7月27日集会 「メディアの危機・憲法の危機」を開催
メディア関係者、市民、弁護士など100人余が参加


  内容は、第1部でNHK番組改変問題のもつメディアの問題性と公共放送としてのNHKに対する期待。 第 2部では、憲法改正国民投票法案の問題点について、各パネラーによるディスカッションを行った。

  [パネラー・敬称略]
   吉岡 忍さん(作家)
   野中 章弘さん(アジアプレス代表)
   藤森 研さん(朝日新聞記者)
   内田 雅敏さん(弁護士)
  [コーディネーター]
   梓澤 和幸さん(弁護士)

  野中 章弘氏 (アジアプレス・インターナショナル代表) からは、NHKの内部でもその体質を問題視している者もいるが、 改革の声を中から挙げることがむずかしい現状にある。「報道機関の中に表現の自由がない」 と指摘。 NHK問題についていえば、政治との距離を置く意味でNHKの財政面を国会承認からはずす必要性、 放送法改正も含めて改革が必要であるとの意見を示した。問題をフェイドアウ トしてうやむやにすべきではなく、 恥ずかしくても検証すべきとの厳しい指摘も。

  また、憲法問題については、平時にこそメディアは声を挙げていかなければならない。 状況がメディ アに抑圧的になって、悪化すればなおさら発言は苦しくなる。 アジア各国でのメディアに携わる同胞は命をかけて報道をしている。 日本はそんな苦しい状況ではないのに発言できないのは憂うべきだ。たとえば、竹島問題、 北方四島の問題について報道機関は政府の顔色をみてその報道を決めている。 だから、 国民があまり情報を得ることができないこと等々の生々しい状況を紹介された。

  藤森研氏 (朝日新聞記者) は、すべて個人としての発言と前置きしながら、 「当時、番組が改変され たのは右翼の働きかけかとも言われていたが、4年経って政治家との関係がわかった。」 と客観的な事実についての発言にとどめつつも、淡々と問題点を指摘。 また、自社による厳しい検証の必要性につい ても個人意見として言及。

  なお、参加者は、本テーマの集会に当事社の記者でありながら参加された、 同氏のジャーナリストと しての誠実さと真摯さを感じたという声は多かった。

  吉岡忍氏 (作家) は、グローバルな視点を示唆。戦後60年経ち、ソ連の崩壊による米国の一国大国主義、 EUの結成による欧州の再編、中国の台頭などの中で日本が漠然とした不安を持ち、 自国の地位を建て直したいという本能をもっていること。その思いがナショナリズムに国家を傾斜させていくこと。 また、このナショナリズムの動きはフランスにおいても起こってきており、世界的な流れになっているようにもみえること、 などを興味深く語られた。

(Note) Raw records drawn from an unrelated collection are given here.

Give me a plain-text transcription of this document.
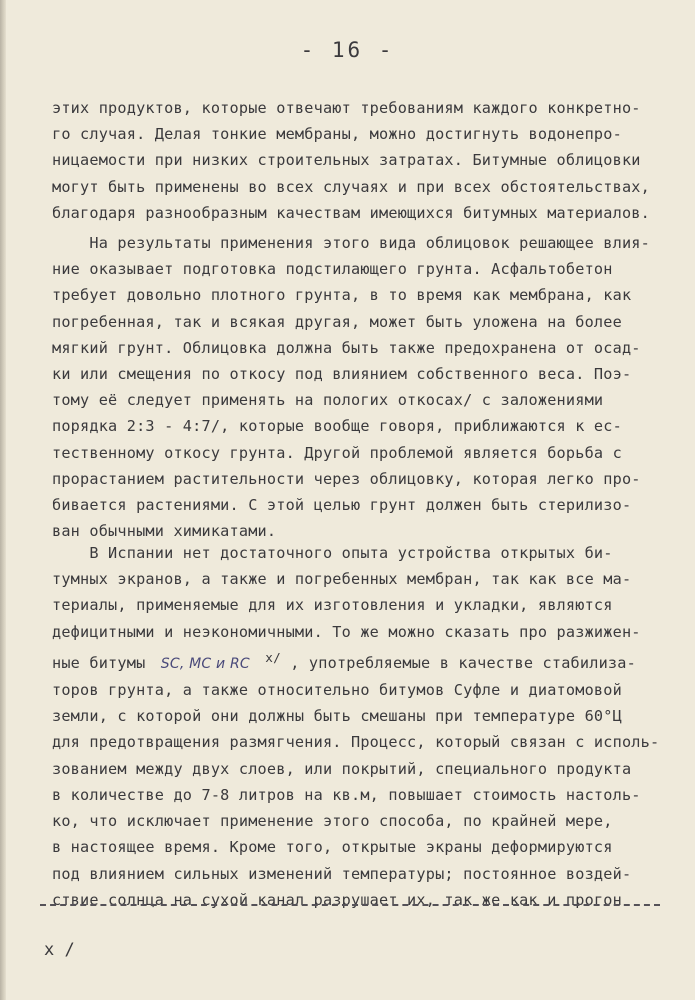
- 16 -
этих продуктов, которые отвечают требованиям каждого конкретно-
го случая. Делая тонкие мембраны, можно достигнуть водонепро-
ницаемости при низких строительных затратах. Битумные облицовки
могут быть применены во всех случаях и при всех обстоятельствах,
благодаря разнообразным качествам имеющихся битумных материалов.
На результаты применения этого вида облицовок решающее влия-
ние оказывает подготовка подстилающего грунта. Асфальтобетон
требует довольно плотного грунта, в то время как мембрана, как
погребенная, так и всякая другая, может быть уложена на более
мягкий грунт. Облицовка должна быть также предохранена от осад-
ки или смещения по откосу под влиянием собственного веса. Поэ-
тому её следует применять на пологих откосах/ с заложениями
порядка 2:3 - 4:7/, которые вообще говоря, приближаются к ес-
тественному откосу грунта. Другой проблемой является борьба с
прорастанием растительности через облицовку, которая легко про-
бивается растениями. С этой целью грунт должен быть стерилизо-
ван обычными химикатами.
В Испании нет достаточного опыта устройства открытых би-
тумных экранов, а также и погребенных мембран, так как все ма-
териалы, применяемые для их изготовления и укладки, являются
дефицитными и неэкономичными. То же можно сказать про разжижен-
ные битумы SC, MC и RC $^{x/}$ , употребляемые в качестве стабилиза-
торов грунта, а также относительно битумов Суфле и диатомовой
земли, с которой они должны быть смешаны при температуре 60°Ц
для предотвращения размягчения. Процесс, который связан с исполь-
зованием между двух слоев, или покрытий, специального продукта
в количестве до 7-8 литров на кв.м, повышает стоимость настоль-
ко, что исключает применение этого способа, по крайней мере,
в настоящее время. Кроме того, открытые экраны деформируются
под влиянием сильных изменений температуры; постоянное воздей-
ствие солнца на сухой канал разрушает их, так же как и прогон
x /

  内田雅敏氏 (弁護士) は、国家がその気になれば、法を駆使して国民を取り締まる恐怖について、具体例を挙げて警戒を促した。 アパート等の共有パートにビラ配りに立ち入ることが 「住居侵入」、 大家と店子の間に何らの問題がなくても契約者自身が居住していなければ 「詐欺」 などとして、 警察は逮捕や家宅の捜索などを行う恐ろしさを熱っぽく語った。 そして、そのようなことができれば、裁判で無罪になっても、目的者を十分抑圧できるし、必要な情報も獲得できるわけである。

  なお、本集会では、NHK問題の後、NHKが朝日新聞社の報道について、自社の正当性弁明とおもわれる内容を、 午後7時のニュースで通常のニュースとの均衡を失する状況で報道したことに対しての、 日本弁護士会への人権救済の申し立てを行ったことを報告した。

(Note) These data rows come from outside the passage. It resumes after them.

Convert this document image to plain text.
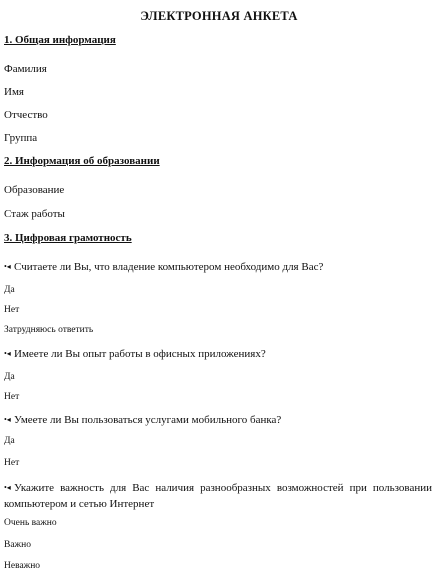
ЭЛЕКТРОННАЯ АНКЕТА
1. Общая информация
Фамилия
Имя
Отчество
Группа
2. Информация об образовании
Образование
Стаж работы
3. Цифровая грамотность
•◂ Считаете ли Вы, что владение компьютером необходимо для Вас?
Да
Нет
Затрудняюсь ответить
•◂ Имеете ли Вы опыт работы в офисных приложениях?
Да
Нет
•◂ Умеете ли Вы пользоваться услугами мобильного банка?
Да
Нет
•◂ Укажите важность для Вас наличия разнообразных возможностей при пользовании компьютером и сетью Интернет
Очень важно
Важно
Неважно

  また、国民投票法案の危険性について、平易に解説した冊子 「憲法は決めるのは誰? 戒厳令下の国民投票」 の完成を紹介した。

  わずかな時間を質疑応答の時間に当てたが、発言希望者すべてに発言をしてもらえず残念だった。

  8月2日には自民党の憲法改正法案も発表された。

  学習会や講演会を聞かずにひとりでその中味を判断することがどれほどむずかしいか、みなさんも是非考えていただきたい。